Sunday, December 13, 2015

International Civil Aviation Organization audit flags air traffic control staff shortage in India

NEW DELHI: A severe shortage of air traffic controllers (ATCOs) in India may prove to be the latest worry for international aviation authorities and trigger a global fear over flying in the country. 

The International Civil Aviation Organization (ICAO), a UN agency, completed its audit of Indian aviation last week and is learnt to have red-flagged the shortage.

While the ICAO report will be ready in about 90 days, sources said its officials made their concerns clear during the audit.

Highly placed sources said that if ICAO makes this issue a "serious safety concern" in its report, there could be critical repercussions for Indian aviation.

The US Federal Aviation Administration (FAA) had downgraded the Directorate General of Civil Aviation (DGCA) in January 2014 due to its poor oversight capability of aviation caused by the lack of technical manpower. 

The downgrade was reversed 14 months later in April 2015 after India took steps to beef up its weak aviation regulator.

"If the ICAO audit red-flags the shortage of ATCOs, then other aviation agencies -- notably the FAA -- could also issue their own alerts or want to conduct their own audits.

It could open the Pandora's Box for us and technically pave the way for yet another safety downgrade for Indian aviation, something that will have a tremendous impact for Indian airlines," a source said.

Air traffic control comes directly under the Airports Authority of India (AAI) because the plan to hive it off as a separate company has been pending for years.

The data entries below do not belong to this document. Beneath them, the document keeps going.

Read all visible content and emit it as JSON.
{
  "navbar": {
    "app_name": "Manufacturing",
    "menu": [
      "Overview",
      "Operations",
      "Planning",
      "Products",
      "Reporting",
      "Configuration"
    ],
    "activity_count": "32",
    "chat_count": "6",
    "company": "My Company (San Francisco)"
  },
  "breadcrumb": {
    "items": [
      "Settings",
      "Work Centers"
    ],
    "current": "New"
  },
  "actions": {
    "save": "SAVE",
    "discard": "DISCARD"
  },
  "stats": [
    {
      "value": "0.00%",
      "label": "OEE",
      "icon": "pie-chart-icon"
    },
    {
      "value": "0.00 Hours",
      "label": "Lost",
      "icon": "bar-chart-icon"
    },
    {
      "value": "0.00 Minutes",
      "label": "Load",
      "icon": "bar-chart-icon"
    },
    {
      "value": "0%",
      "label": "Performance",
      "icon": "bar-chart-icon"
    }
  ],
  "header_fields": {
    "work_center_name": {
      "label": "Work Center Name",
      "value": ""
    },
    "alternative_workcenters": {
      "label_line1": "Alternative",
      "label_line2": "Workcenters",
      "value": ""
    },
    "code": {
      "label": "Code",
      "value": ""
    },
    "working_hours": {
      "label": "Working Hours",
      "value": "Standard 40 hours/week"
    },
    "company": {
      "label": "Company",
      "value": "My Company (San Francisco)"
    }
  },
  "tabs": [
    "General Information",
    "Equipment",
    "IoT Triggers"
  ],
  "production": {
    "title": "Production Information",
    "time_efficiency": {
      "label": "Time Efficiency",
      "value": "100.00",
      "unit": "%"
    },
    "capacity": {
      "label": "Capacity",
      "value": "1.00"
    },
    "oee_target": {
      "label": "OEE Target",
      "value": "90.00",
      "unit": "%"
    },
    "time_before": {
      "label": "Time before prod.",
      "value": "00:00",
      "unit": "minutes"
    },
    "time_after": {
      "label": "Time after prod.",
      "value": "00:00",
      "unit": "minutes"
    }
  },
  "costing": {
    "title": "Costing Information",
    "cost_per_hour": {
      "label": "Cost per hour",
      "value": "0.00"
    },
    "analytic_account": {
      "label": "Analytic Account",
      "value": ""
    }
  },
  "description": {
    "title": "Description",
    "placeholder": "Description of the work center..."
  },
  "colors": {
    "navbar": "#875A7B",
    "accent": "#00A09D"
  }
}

A senior AAI official said, "India has between 2,500 and 2,800 ATCOs. For many years no hiring of controllers took place that led to the current situation. 

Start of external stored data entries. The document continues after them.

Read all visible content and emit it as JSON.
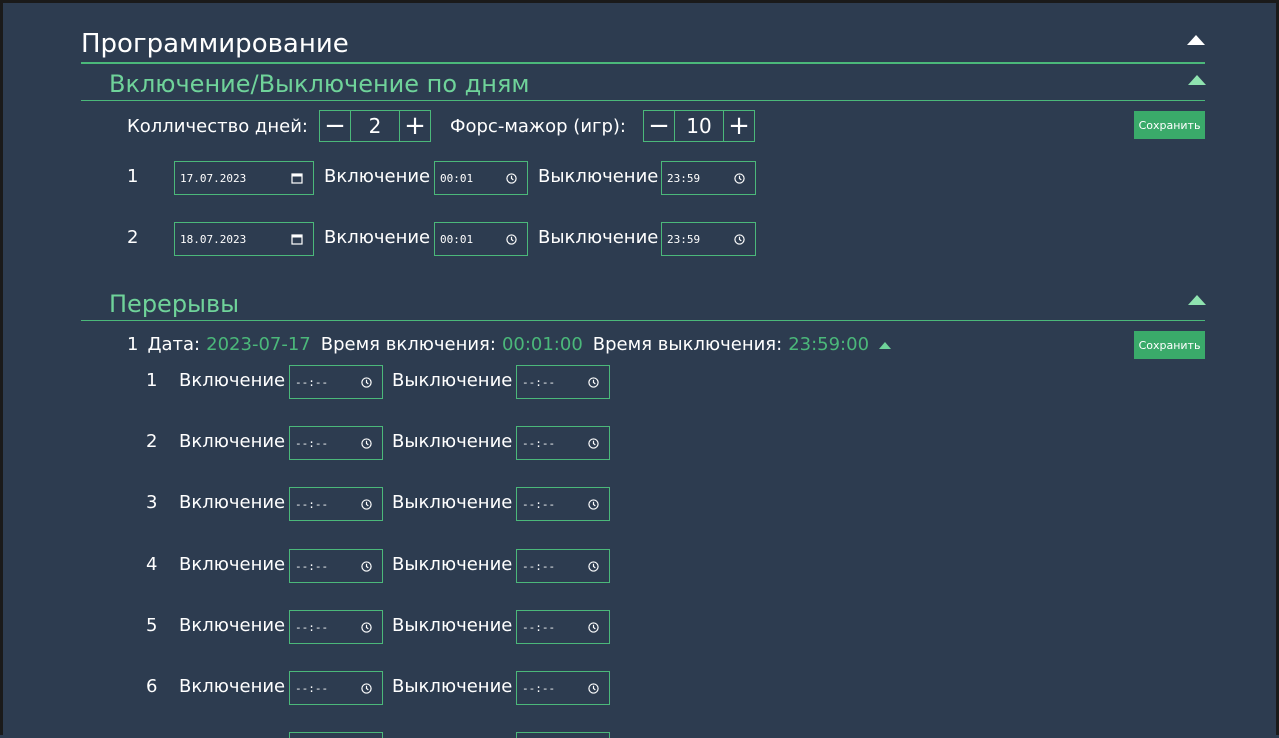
{
  "page_title": "Программирование",
  "onoff_section": {
    "title": "Включение/Выключение по дням",
    "days_count_label": "Колличество дней:",
    "days_count_value": "2",
    "force_label": "Форс-мажор (игр):",
    "force_value": "10",
    "minus_symbol": "−",
    "plus_symbol": "+",
    "save_label": "Сохранить",
    "on_label": "Включение",
    "off_label": "Выключение",
    "rows": [
      {
        "index": "1",
        "date": "17.07.2023",
        "on_time": "00:01",
        "off_time": "23:59"
      },
      {
        "index": "2",
        "date": "18.07.2023",
        "on_time": "00:01",
        "off_time": "23:59"
      }
    ]
  },
  "breaks_section": {
    "title": "Перерывы",
    "save_label": "Сохранить",
    "day": {
      "index": "1",
      "date_key": "Дата:",
      "date_value": "2023-07-17",
      "on_key": "Время включения:",
      "on_value": "00:01:00",
      "off_key": "Время выключения:",
      "off_value": "23:59:00"
    },
    "on_label": "Включение",
    "off_label": "Выключение",
    "empty_time": "--:--",
    "rows": [
      {
        "index": "1"
      },
      {
        "index": "2"
      },
      {
        "index": "3"
      },
      {
        "index": "4"
      },
      {
        "index": "5"
      },
      {
        "index": "6"
      }
    ]
  },
  "colors": {
    "background": "#2d3c50",
    "accent": "#4bb87a",
    "accent_text": "#6fd39a",
    "button": "#3aaa6a"
  },
  "icons": {
    "collapse": "triangle-up-icon",
    "calendar": "calendar-icon",
    "clock": "clock-icon"
  }
}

Now AAI has inducted 200 ATCOs; will conduct exam for hiring 400 more on December 29 and has started the process of hiring 200 more.

By next March we will have 600 more ATCOs and then 200 additional will join a few months later."

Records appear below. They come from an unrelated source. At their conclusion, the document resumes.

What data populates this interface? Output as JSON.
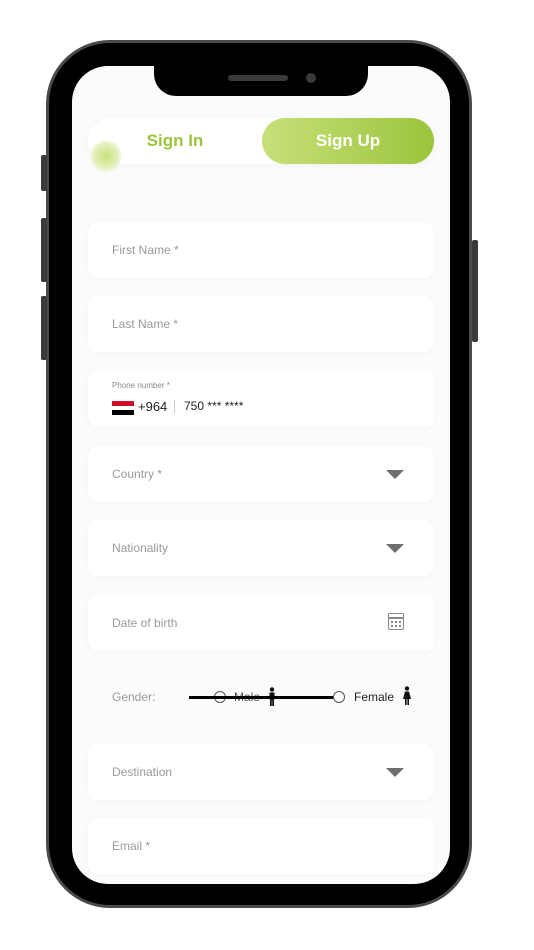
{
  "tabs": {
    "sign_in": "Sign In",
    "sign_up": "Sign Up"
  },
  "fields": {
    "first_name": "First Name *",
    "last_name": "Last Name *",
    "phone": {
      "label": "Phone number *",
      "code": "+964",
      "number": "750 *** ****"
    },
    "country": "Country *",
    "nationality": "Nationality",
    "date_of_birth": "Date of birth",
    "destination": "Destination",
    "email": "Email *"
  },
  "gender": {
    "label": "Gender:",
    "male": "Male",
    "female": "Female"
  },
  "colors": {
    "accent": "#9cc43c",
    "accent_light": "#c7e07a"
  }
}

While AAI is now hiring controllers, the situation of the ground is worrying. "There is a serious shortage of controllers.

We are asked to work on our off days and also put on extra hours.

Our work conditions are very stressful and that is not conducive to safe flying," said a senior controller.

The worst situation is in the busy and constrained airport of Mumbai. 

"The megapolis has only 265 controllers while the requirement is anywhere from 350 to 550. Controllers do not want to be posted in Mumbai due to shortage of accommodation and as a result the available workforce is severely over-worked," said a source.

ICAO is also learnt to have expressed concern at the congestion of communication channels between ATC and aircraft.

The lack of continuity at the top of DGCA, which has had seven director-generals in last eight years, was also emerged as a sore point in the audit. 

The current DG, M Sathiyavathy, an IAS officer who was this summer empanelled to become a secretary in the government of India, is also slated to move out early next year as she was asked to continue as regulator till the ICAO audit got over.

"The audit team asked M Sathiyavathy if she will also move on shortly and she had to allay their fears about DGCA having a stable leadership," said a source.

DGCA's officers say that Sathiyavathy has proven to be a "good boss with a firm grip on aviation safety issues". They want either Sathiyavathy to stay on as DG or that her successor be a technical officer who has risen from within the ranks.